Can anyone figure out what I'm doing wrong? Thanks.
#include <stdio.h>
#include <string.h>
#include <unistd.h>
#include <signal.h>
#include <sys/ptrace.h>
#include <sys/wait.h>
static void a(){
while(1){
printf ("A\n");
fflush(stdout);
sleep(1);
}
}
static void b(){
while(1){
printf ("B\n");
fflush(stdout);
sleep(1);
}
}
static void c(){
while(1){
printf ("C\n");
fflush(stdout);
sleep(1);
}
}
static void sigchld_handler(int sig){
int result;
pid_t child_pid = wait(NULL); // find who send us this SIGCHLD
printf("SIGCHLD on %d\n", child_pid);
result=ptrace(PTRACE_CONT, child_pid, sig, NULL);
if(result) {
perror("continuing after SIGCHLD");
}
}
int main(int argc,
char **argv){
pid_t mychild_pid;
int result;
printf("pidA = %d\n", getpid());
signal(SIGCHLD, sigchld_handler);
mychild_pid = fork();
if (mychild_pid) {
printf("pidB = %d\n", mychild_pid);
result = ptrace(PTRACE_ATTACH, mychild_pid, NULL, NULL);
if(result==-1){
perror("outer ptrace");
}
a();
}
else {
mychild_pid = fork();
if (mychild_pid) {
printf("pidC = %d\n", mychild_pid);
result = ptrace(PTRACE_ATTACH, mychild_pid, NULL, NULL);
if(result==-1){
perror("inner ptrace");
}
b();
}
else {
c();
}
}
return 0;
}
You are indeed seeing a race condition. You can cause it to happen repeatably by putting sleep(1); immediately before the second fork() call.

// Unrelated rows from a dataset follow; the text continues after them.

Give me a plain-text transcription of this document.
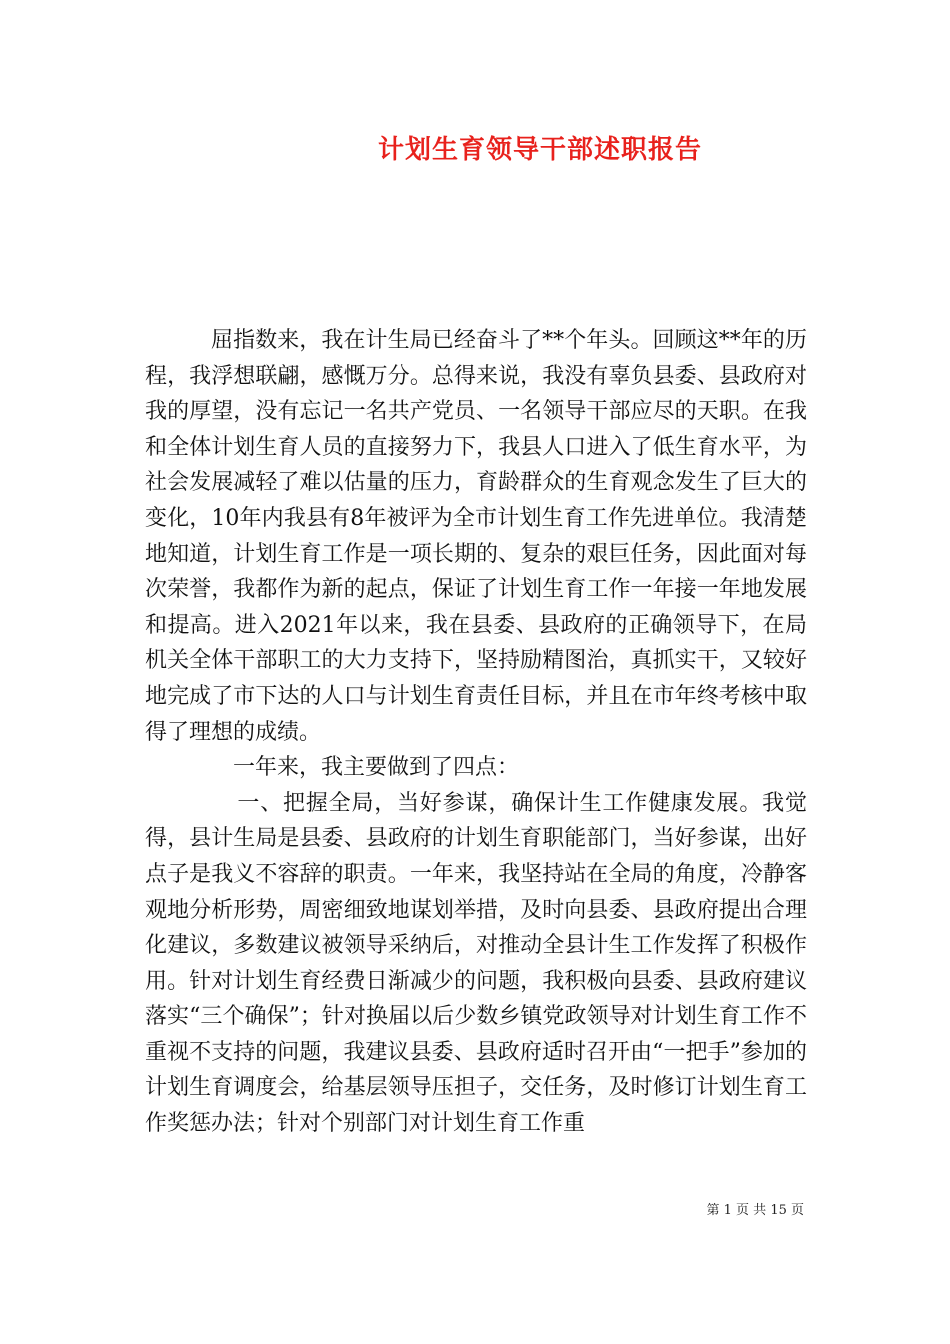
计划生育领导干部述职报告

屈指数来，我在计生局已经奋斗了**个年头。回顾这**年的历程，我浮想联翩，感慨万分。总得来说，我没有辜负县委、县政府对我的厚望，没有忘记一名共产党员、一名领导干部应尽的天职。在我和全体计划生育人员的直接努力下，我县人口进入了低生育水平，为社会发展减轻了难以估量的压力，育龄群众的生育观念发生了巨大的变化，10年内我县有8年被评为全市计划生育工作先进单位。我清楚地知道，计划生育工作是一项长期的、复杂的艰巨任务，因此面对每次荣誉，我都作为新的起点，保证了计划生育工作一年接一年地发展和提高。进入2021年以来，我在县委、县政府的正确领导下，在局机关全体干部职工的大力支持下，坚持励精图治，真抓实干，又较好地完成了市下达的人口与计划生育责任目标，并且在市年终考核中取得了理想的成绩。

一年来，我主要做到了四点：

一、把握全局，当好参谋，确保计生工作健康发展。我觉得，县计生局是县委、县政府的计划生育职能部门，当好参谋，出好点子是我义不容辞的职责。一年来，我坚持站在全局的角度，冷静客观地分析形势，周密细致地谋划举措，及时向县委、县政府提出合理化建议，多数建议被领导采纳后，对推动全县计生工作发挥了积极作用。针对计划生育经费日渐减少的问题，我积极向县委、县政府建议落实“三个确保”；针对换届以后少数乡镇党政领导对计划生育工作不重视不支持的问题，我建议县委、县政府适时召开由“一把手”参加的计划生育调度会，给基层领导压担子，交任务，及时修订计划生育工作奖惩办法；针对个别部门对计划生育工作重

第 1 页 共 15 页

The race condition is caused because process A is not correctly passing signals on to process B. That means that if process B starts tracing process C after process A has started tracing process B, process B never gets the SIGCHLD signal indicating that process C has stopped, so it can never continue it.
To fix the problem, you just need to fix your SIGCHLD handler:
static void sigchld_handler(int sig){
int result, status;
pid_t child_pid = wait(&status); // find who send us this SIGCHLD
printf("%d received SIGCHLD on %d\n", getpid(), child_pid);
if (WIFSTOPPED(status))
{
result=ptrace(PTRACE_CONT, child_pid, 0, WSTOPSIG(status));
if(result) {
perror("continuing after SIGCHLD");
}
}
}
It is "possible" to perform some ptrace functionalities on a child process that invokes ptrace itself. The real difficulty is that a tracer process becomes the parent of the tracee when attached to the latter. And if your tracer process wants to trace all behaviors from all (direct and indirect) child processes (i.e. like when a debugger program needs to debug a multi-threaded program), it naturally breaks the original process hierarchy, and all inter-process/inter-thread communications (i.e. thread synchronization, signal sending / receiving, ...) among all child processes needs to be emulated / multiplexed by the tracer process. It is still "possible", but much more difficult and inefficient.